Secondly, I think application of ZK within identity-solutions and proof of humanity will become really important. Given the low friction, it’s likely that 99.9% of content on the internet will be generated by non-humans in the future. If you assume that we’ll constantly spend more and more time on the internet, then that means an increasing part of the world is generated by AI. I think we will want to know what content is generated by humans - at the very least for sentimental reasons.
A separate topic is that a truly privacy-preserving end-to-end model of the internet requires more than just zero knowledge. From the area that I categorise as advanced cryptography, zero knowledge is the furthest along and has seen the most investment and research. However, there are other techniques like multi-party computation (MPC) and fully homomorphic encryption (FHE) which are important as well. They solve slightly different problems and a truly privacy-preserving end-to-end stack of the internet involves all three of those.
You’re starting to see some of these interact with ZK in an interesting way. For example, using MPC can enable you to delegate proving to three different provers rather than one. None of them see the data and even if one of them misbehaves, the other two can still complete the computation. That would prevent us from having to walk around with a GPU in our pocket while still not sacrificing decentralisation or privacy too much when outsourcing proof generation. This is an active area of research that’s evolving quite rapidly.
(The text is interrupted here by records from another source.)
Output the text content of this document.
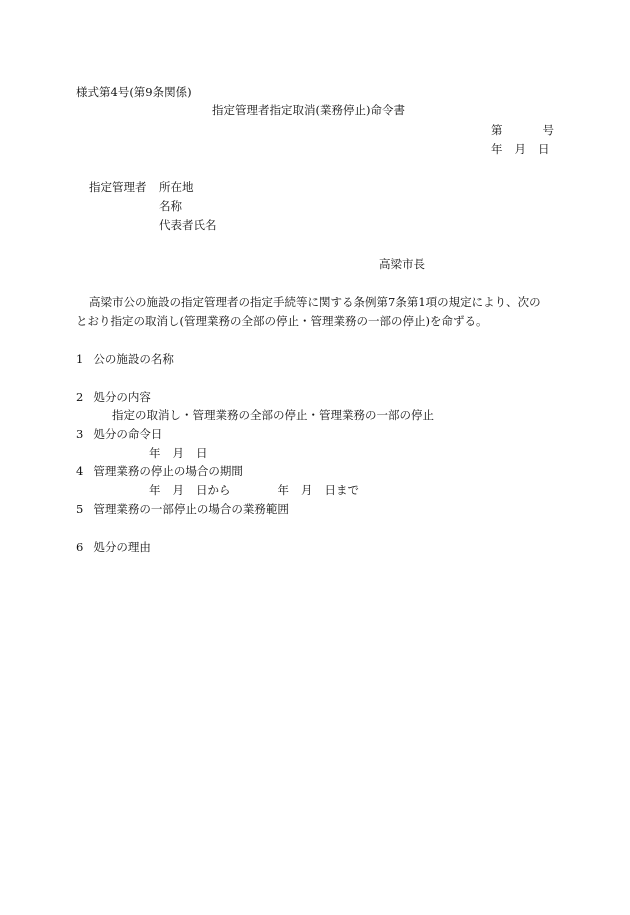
様式第4号(第9条関係)
指定管理者指定取消(業務停止)命令書
第	号
年 月 日
指定管理者 所在地
名称
代表者氏名
高梁市長
高梁市公の施設の指定管理者の指定手続等に関する条例第7条第1項の規定により、次の
とおり指定の取消し(管理業務の全部の停止・管理業務の一部の停止)を命ずる。
1 公の施設の名称
2 処分の内容
指定の取消し・管理業務の全部の停止・管理業務の一部の停止
3 処分の命令日
年 月 日
4 管理業務の停止の場合の期間
年 月 日から	年 月 日まで
5 管理業務の一部停止の場合の業務範囲
6 処分の理由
I hope that it empowers users to own their own data, interact on their own terms and preserve privacy in a personalised way. So an internet that’s safer, but also a better experience for users.
I also hope that crypto becomes an integrated part of the internet, like TLS, rather than being a separate application that users have to download. Everything should work through the browser in a seamless fashion without sacrificing efficiency or personalisation.
Finally around AI - I think it’s an amazing tool that we should be able to take advantage of without letting the bad parts of it overwhelm all the good things. And I think crypto can do that. So it allows us to both have our cake and eat it.
Thank you, Alex - this has been a blast and I’ve learned a ton from this conversation. Really appreciate you taking the time to do this!